By the OGJ Online Staff

HOUSTON, Sept. 7 -- Conoco Inc. awarded two engineering, procurement, construction, and installation contracts for the $1.6 billion Belanak natural gas development off Indonesia.

It made the awards under its South Natuna Sea Block B production-sharing contract with state oil company Pertamina.

The $587 million contract for a floating production, storage and offloading (FPSO) unit went to Brown & Root Indonesia, and the $157 million contract for two wellhead platforms and associated pipelines and oil-offloading buoy went to J. Ray McDermott Indonesia.

The contracts support two separate gas sales agreements, both supplied by the Conoco-operated South Natuna Sea Block B PSC. The first is a 22-year contract between Pertamina and Singapore's SembCorp Gas for the long-term delivery of gas to Singapore.
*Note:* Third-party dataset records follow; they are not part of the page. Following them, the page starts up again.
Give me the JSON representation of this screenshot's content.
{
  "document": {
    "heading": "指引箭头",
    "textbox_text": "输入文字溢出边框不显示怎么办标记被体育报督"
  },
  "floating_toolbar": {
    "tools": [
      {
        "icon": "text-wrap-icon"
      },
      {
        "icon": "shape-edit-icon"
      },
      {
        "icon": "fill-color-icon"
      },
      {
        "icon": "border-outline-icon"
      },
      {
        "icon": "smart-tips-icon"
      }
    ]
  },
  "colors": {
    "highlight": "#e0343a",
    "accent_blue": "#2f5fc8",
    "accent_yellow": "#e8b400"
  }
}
The field is 125 miles from Singapore.

The second agreement is a 20-year contract between Pertamina and Malaysia's state oil company Petronas for the delivery of gas to Malaysia.

Belanak has expected ultimate production of 600 bcf of natural gas and 100 million bbl of oil, condensate, and liquefied petroleum gas.

The Belanak structure will be developed using an FPSO with LPG extraction facilities; two wellhead platforms; 38 wells; a floating storage and offloading (FSO) unit for LPG; a gas export pipeline; and intra-field pipelines.

In addition, 1.4 tcf of gas and 150 million bbl of oil, condensate, and LPG from at least six other nearby fields will be produced through the Belanak facilities.

The FPSO will process up to 350 MMcfd of gas for export; up to 100,000 b/d of oil and condensate, and up to 23,000 b/d of LPG. The 1,000-ft vessel will be able to store up to 1 million bbl of oil, which will be off-loaded to tankers for onward transportation. It will be installed and ready for production in late 2004.